When Bronfman agreed, it not only helped Trudeau pay for his leadership, it sent a powerful message to the Jewish community, which at that time had been wooed successfully by the Conservatives for a decade.

When Trudeau became prime minister, and Barack Obama held a state dinner in the White House for Trudeau, he brought Bronfman.

But it is a relationship that poses political challenges for the prime minister.

Ever since Canadians learned that Trudeau spent last Christmas on the private Caribbean island of the Aga Khan, the Conservatives have been portraying him as more concerned with his rich friends than middle class Canadians. Bill Morneau’s secret holding company for his French villa helped add to the narrative.

The Conservatives have repeatedly asked questions about Bronfman, wanting to know why Trudeau has said he was satisfied with Bronfman’s answers. “Who is the Prime Minister speaking for?” Scheer asked on Nov. 20. “Was he speaking for the Canada Revenue Agency? Was he speaking for the Government of Canada?”

Trudeau responded, as prime ministers always do, by blandly pointing to his government’s record on pursuing tax cheats. He said nothing about Bronfman.

“Mr. Speaker, this government takes very seriously the responsibility of going after tax avoidance and tax evasion. That is why we have invested close to a billion dollars over the past two years to ensure that people are paying their fair share of taxes. That has resulted in significant actions and we are in the process of recovering $25 billion of monies avoided and evaded.”

Trudeau’s answer, which is more or less identical to answers from the previous government, does not stand up to close scrutiny. The government, like the previous one, will not even produce an estimate of the tax gap—the amount lost to tax havens—which may be as high as $47 billion a year.

Polling shows that Canadians want corporations to pay their share but successive federal governments have not acted to toughen the laws that allow Canadians to shield their money in tax shelters. Alain Deneault, a Université du Quebec professor who has written several books on tax havens, thinks he knows why they don’t.

“People ask why does the government allow that? Why does the government give loopholes to big corporations that don’t pay their fair share of tax? Why? Well, we have the answer, because it is a conflict of interest. The people who allow the parties to have money to win elections have interests themselves in tax havens.”

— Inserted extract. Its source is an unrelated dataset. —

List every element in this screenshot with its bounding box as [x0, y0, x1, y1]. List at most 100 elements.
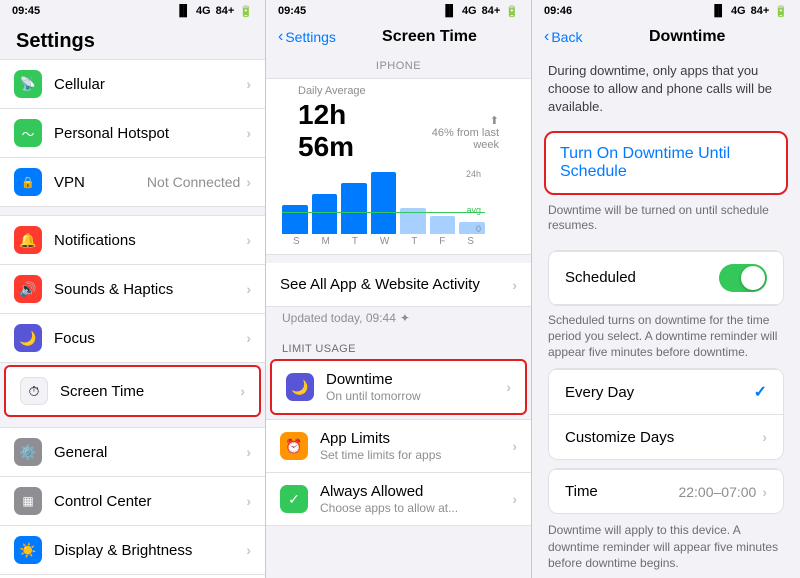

If you listen to the opposition, you might conclude that the Liberal-Bronfman pattern is continuing. But things have changed. All money contributed to political parties must now be publicly reported, and nobody, not even Stephen Bronfman, can contribute more than $1,500 a year, hardly enough to get the attention of a local campaign manager.

Under pressure from so-called cash-for-access fundraisers, the Liberals have unilaterally started reporting details about all fundraisers. Those rules came in after Bronfman held big fundraisers at the Westmount mansion—the most expensive house in Montreal—where Mr. Sam used to live.

In spite of that, and their friendship, the prime minister’s office says that there is no conflict-of-interest screen to prevent Trudeau from dealing with files involving Bronfman interests.

Still, it’s not clear that Bronfman wields the same kind of influence that his godfather did on Liberal policy.

If he did, and was interested in his own finances, he would likely have discouraged the Liberals from taking many of the tax measure they have adopted that have placed more of the tax burden on people like him.

For his part, he says he is motivated by a desire to contribute to his society.

“I believe in giving back to the community and building a future for the next generation of Canadians,” he said in a statement. “I have been fortunate to contribute to our society through business and philanthropy. For me, giving back to the community includes engaging in our country’s democratic process. I began volunteering for the Liberal Party of Canada because I believe in its values, in its leadership, and in its vision for a fair and progressive Canadian society.”